Inflammatory polyps, or pseudopolyps, are common in IBD and can also occur in severe infectious colitis4 and ischemic colitis.5 Inflammatory polyps greater than 1.5 cm in diameter are called GIP,3 Although inflammatory polyps occur twice as frequently in ulcerative colitis as in colonic Crohn’s disease,2,6 GIPs have been reported to occur with equal frequency in Crohn’s disease and ulcerative colitis.7 They can exist as solitary giant polyps, which constitute a majority of reported cases, or as diffuse involvement of a large area of colon.8 The finding of GIP does not correlate with the severity of the underlying IBD, because they can occur in both active and quiescent phases of the disease.7 They also tend to appear early in the course of IBD with many patients, like ours, presenting with giant pseudopolyps as the first manifestation of the disease.9

Inflammatory polyps are thought to originate as a result of mucosal inflammation with ulceration and tissue regeneration. They represent islands of inflamed edematous mucosa with granulation tissue in the midst of mucosal ulceration. Repeated peristalsis and mucosal traction related to the fecal stream may lead to elongation of these islands creating a polypoid appearance.10

Giant inflammatory polyps can be asymptomatic but most commonly present with abdominal pain, diarrhea, rectal bleeding, or palpable abdominal mass.7 Other reported manifestations include partial or complete obstruction, protein-losing enteropathy,11 anemia, and intussusception.12 Transverse colon is the most frequently affected site, followed by descending colon, sigmoid colon, ascending colon, and cecum.7 Radiologically and endoscopically, they can be confused with colon cancer, especially in patients without a known diagnosis of IBD, or with dysplasia-associated lesion or mass in patients with known IBD. Endoscopic biopsies with careful histopathological examination are essential for correct diagnosis and to rule out foci of dysplasia. Due to reepithelialization of the surface of inflammatory polyps over time, superficial biopsies may show normal colonic mucosa. Hence, complete removal of the isolated giant pseudopolyps should be performed whenever possible.7

The patients with asymptomatic GIP or those associated with symptoms of primary IBD should be treated medically.13 In cases with complications of GIP, like colonic obstruction or intussusception, or when complete visualization of the lesion cannot be achieved to ensure representative biopsies, surgical resection is usually necessary. Recurrence after surgical resection has never been reported in the literature. However, our case clearly highlights the potential for postsurgical recurrence of GIP in the absence of effective medical therapy, even with uninvolved surgical margins. Endoscopic therapy with snare polypectomy has been successfully reported in some cases and may be effective in relieving symptoms in selected cases of isolated GIPs.14 Giant inflammatory polyp is generally regarded as a benign lesion. Only 1 case of occult adenocarcinoma in GIP associated with ulcerative colitis has been reported in the literature, which was associated with multiple foci of dysplasia in other areas of pseudopolyp.15 Hence, thorough pathological examination of the resected specimen is prudent to exclude dysplasia or adenocarcinoma in situ.

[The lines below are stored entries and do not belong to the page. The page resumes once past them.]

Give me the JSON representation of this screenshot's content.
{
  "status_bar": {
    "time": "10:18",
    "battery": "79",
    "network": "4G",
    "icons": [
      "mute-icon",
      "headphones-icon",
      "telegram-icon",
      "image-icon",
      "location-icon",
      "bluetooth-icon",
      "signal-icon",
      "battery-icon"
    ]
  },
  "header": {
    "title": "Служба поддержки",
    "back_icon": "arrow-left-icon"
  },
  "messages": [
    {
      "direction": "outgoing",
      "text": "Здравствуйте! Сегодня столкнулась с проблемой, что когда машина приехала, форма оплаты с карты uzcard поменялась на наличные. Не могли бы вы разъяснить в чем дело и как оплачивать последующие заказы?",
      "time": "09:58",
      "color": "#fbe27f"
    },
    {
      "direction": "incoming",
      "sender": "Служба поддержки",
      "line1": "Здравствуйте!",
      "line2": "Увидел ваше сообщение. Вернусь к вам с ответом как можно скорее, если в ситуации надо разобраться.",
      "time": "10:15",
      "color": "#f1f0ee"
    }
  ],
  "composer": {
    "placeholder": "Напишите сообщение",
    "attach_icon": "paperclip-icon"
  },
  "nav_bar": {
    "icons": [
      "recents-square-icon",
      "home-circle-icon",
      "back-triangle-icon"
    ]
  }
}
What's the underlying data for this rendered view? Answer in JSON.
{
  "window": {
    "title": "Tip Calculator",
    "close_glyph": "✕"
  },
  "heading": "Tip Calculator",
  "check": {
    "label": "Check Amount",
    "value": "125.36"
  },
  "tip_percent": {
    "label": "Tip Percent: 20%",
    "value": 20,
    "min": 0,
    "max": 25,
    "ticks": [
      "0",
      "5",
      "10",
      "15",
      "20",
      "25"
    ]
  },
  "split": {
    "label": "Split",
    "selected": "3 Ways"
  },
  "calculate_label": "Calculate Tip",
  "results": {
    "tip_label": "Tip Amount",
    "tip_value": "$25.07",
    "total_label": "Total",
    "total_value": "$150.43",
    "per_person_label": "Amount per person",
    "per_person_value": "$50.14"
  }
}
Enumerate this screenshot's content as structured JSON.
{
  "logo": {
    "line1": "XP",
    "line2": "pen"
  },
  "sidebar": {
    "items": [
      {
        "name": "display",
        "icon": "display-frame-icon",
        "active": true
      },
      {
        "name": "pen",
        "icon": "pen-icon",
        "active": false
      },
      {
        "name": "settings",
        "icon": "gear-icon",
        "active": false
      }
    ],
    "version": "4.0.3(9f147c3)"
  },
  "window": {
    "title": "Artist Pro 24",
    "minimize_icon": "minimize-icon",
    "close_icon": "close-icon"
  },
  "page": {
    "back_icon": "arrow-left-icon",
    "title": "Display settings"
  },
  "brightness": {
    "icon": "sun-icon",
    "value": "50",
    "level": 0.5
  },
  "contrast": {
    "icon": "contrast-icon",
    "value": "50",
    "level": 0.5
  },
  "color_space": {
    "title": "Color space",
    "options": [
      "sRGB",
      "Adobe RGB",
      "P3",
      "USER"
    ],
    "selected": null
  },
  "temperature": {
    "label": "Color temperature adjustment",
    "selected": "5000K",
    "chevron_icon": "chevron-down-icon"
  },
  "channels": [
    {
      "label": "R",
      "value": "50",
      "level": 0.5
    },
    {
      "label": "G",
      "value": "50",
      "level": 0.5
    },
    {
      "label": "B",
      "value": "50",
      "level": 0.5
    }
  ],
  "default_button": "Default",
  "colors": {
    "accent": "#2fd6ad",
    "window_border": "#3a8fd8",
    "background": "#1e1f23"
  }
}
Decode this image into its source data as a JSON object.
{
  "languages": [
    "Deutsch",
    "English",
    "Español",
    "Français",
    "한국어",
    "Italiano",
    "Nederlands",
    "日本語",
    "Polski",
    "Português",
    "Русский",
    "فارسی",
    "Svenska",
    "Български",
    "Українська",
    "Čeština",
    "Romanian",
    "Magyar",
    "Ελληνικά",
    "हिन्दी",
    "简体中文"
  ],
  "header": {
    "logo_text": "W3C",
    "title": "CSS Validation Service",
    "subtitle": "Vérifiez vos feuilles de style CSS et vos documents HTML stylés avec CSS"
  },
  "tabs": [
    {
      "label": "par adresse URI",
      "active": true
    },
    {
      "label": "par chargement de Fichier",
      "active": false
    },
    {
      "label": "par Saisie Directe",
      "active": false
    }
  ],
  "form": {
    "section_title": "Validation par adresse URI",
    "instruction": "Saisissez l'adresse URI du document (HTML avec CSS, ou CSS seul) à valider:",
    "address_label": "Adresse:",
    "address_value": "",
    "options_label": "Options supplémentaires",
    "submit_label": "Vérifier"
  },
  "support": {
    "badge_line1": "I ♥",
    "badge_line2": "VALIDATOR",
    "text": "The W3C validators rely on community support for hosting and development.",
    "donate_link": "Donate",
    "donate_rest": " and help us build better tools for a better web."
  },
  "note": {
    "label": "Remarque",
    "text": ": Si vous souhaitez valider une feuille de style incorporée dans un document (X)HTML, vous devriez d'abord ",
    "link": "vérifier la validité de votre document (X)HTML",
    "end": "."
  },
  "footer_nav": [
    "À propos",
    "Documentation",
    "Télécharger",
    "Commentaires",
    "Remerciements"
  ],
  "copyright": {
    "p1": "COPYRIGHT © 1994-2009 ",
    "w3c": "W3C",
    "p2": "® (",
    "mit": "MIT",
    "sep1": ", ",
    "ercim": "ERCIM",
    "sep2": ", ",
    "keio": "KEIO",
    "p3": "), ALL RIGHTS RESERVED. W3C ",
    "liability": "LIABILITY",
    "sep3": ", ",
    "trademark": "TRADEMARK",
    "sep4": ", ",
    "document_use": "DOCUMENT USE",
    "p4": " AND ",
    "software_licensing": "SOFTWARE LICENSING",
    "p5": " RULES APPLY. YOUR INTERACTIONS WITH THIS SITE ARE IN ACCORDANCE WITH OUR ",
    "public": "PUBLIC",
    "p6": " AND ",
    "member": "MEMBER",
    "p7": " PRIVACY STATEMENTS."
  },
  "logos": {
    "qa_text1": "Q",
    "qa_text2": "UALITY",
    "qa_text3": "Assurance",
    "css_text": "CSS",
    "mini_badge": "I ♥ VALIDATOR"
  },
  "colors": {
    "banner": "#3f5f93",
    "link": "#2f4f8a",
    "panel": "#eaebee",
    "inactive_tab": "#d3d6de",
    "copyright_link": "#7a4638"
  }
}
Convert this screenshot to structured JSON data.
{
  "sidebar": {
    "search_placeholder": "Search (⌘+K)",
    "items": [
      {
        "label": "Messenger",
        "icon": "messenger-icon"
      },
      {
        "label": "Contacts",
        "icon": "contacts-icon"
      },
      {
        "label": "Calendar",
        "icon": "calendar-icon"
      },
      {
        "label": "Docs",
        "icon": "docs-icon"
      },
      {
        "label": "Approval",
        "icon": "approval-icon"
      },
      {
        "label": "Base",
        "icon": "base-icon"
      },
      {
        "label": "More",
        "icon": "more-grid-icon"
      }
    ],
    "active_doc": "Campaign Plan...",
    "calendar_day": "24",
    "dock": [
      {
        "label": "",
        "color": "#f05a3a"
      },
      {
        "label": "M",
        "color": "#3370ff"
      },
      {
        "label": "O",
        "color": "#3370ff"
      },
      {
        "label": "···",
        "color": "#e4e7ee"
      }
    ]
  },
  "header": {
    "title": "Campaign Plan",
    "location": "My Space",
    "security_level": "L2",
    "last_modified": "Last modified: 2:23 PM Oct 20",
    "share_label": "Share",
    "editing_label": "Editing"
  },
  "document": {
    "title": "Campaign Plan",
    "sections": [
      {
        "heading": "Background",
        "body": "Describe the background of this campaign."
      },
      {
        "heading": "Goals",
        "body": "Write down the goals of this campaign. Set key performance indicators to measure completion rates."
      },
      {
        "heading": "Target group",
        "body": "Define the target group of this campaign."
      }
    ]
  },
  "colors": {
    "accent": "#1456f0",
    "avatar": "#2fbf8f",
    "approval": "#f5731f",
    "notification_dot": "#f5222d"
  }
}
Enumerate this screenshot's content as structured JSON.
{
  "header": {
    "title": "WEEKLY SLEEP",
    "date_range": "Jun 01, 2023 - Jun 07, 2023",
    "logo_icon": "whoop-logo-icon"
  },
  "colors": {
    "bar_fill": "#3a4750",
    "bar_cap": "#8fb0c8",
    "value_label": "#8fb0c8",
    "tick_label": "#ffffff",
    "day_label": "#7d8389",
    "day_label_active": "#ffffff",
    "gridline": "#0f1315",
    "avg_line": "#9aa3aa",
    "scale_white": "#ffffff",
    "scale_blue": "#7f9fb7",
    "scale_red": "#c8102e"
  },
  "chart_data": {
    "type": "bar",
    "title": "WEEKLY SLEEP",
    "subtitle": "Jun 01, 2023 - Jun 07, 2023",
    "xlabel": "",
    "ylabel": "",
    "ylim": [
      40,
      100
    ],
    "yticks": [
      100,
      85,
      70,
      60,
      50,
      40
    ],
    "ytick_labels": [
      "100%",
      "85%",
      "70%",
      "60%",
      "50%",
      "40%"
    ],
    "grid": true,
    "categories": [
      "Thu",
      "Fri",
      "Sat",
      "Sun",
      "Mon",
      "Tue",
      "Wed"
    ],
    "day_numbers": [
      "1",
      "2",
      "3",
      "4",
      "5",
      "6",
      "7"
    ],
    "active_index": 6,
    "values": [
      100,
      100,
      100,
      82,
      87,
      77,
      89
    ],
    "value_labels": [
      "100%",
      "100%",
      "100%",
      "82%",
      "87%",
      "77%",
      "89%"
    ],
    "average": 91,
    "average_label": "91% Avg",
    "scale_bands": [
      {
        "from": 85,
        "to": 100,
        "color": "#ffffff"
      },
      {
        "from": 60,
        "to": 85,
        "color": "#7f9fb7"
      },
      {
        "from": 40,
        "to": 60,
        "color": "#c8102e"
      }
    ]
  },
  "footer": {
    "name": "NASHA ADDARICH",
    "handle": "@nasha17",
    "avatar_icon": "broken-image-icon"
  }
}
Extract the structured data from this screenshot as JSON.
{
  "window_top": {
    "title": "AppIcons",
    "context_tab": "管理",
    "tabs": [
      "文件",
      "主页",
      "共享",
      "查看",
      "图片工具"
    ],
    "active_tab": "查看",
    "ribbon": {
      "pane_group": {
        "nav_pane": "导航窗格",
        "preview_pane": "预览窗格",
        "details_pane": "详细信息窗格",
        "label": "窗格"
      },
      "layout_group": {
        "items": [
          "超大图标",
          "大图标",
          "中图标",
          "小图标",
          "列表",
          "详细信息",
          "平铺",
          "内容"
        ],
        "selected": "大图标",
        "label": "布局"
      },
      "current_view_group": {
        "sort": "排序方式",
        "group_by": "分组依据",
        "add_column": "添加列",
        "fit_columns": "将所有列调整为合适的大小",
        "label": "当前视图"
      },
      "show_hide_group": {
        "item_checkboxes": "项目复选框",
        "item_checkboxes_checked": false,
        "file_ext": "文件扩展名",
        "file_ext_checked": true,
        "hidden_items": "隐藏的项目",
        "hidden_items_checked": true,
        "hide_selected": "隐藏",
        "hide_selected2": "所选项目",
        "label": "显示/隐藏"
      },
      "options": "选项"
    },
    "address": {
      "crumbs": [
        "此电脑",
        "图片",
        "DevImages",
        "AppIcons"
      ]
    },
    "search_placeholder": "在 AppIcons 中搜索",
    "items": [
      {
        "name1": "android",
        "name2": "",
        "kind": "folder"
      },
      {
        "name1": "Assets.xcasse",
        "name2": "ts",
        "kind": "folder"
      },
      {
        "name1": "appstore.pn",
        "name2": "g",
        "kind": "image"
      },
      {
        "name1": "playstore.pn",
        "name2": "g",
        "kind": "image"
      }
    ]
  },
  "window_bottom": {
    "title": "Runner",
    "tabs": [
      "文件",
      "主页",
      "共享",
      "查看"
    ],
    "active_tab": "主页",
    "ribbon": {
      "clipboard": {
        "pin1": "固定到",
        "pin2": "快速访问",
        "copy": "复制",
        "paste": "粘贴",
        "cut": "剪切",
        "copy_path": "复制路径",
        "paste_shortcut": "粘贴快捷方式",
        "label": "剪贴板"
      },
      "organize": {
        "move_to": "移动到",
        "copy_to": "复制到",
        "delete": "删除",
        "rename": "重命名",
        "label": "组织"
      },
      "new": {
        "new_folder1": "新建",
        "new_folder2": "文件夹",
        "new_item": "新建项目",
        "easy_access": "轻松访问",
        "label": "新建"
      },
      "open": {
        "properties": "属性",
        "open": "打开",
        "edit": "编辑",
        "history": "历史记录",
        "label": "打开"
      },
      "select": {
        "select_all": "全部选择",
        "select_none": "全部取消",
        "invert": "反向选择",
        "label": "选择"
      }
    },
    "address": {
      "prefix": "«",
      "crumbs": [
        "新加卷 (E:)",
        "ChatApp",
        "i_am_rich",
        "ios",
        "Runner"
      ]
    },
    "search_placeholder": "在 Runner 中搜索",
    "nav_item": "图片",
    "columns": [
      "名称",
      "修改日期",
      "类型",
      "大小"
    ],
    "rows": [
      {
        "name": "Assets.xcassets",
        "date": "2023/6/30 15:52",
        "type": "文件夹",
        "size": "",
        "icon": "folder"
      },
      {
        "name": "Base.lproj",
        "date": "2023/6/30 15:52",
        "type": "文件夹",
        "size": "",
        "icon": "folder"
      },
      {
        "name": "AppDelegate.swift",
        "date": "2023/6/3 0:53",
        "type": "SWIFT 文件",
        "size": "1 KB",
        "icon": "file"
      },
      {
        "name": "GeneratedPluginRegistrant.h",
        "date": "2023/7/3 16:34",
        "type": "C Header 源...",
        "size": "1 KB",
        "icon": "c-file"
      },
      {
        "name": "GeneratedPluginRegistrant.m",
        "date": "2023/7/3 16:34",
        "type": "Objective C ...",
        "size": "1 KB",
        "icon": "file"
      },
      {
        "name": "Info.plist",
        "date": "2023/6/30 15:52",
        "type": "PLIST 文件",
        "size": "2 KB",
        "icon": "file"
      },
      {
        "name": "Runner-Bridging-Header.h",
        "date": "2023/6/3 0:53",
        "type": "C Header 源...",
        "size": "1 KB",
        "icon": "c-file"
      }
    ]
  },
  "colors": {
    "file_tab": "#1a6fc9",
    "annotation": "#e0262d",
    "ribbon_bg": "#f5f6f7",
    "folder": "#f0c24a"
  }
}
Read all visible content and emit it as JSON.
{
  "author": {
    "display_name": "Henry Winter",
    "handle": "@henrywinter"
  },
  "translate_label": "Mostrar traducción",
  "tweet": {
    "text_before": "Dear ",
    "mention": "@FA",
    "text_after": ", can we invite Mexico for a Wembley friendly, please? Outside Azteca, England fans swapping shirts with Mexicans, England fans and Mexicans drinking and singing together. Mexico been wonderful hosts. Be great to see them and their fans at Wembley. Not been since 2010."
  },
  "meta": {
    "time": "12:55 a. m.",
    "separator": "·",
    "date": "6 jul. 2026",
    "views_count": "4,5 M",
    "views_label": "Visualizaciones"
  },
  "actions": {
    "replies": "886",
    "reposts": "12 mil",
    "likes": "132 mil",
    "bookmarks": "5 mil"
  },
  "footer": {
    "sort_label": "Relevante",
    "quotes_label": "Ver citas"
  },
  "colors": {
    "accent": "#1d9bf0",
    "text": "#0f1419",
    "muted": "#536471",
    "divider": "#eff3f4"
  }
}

Giant inflammatory polyp is a rare complication of IBD, which should be considered in the differential diagnosis of incidentally detected colonic mass in patients with IBD. Although surgical resection is an effective treatment for GIP in a majority of patients, our case highlights the risk of recurrence at the anastomotic site. This should be thoroughly considered and discussed with the patient prior to making a decision to perform surgical resection, particularly in cases where surgery can be avoided by using aggressive medical therapy.


Author contributions: G. Syal wrote the manuscript, edited the images, and is the article guarantor. V. Budhraja obtained images, reviewed and edited the manuscript.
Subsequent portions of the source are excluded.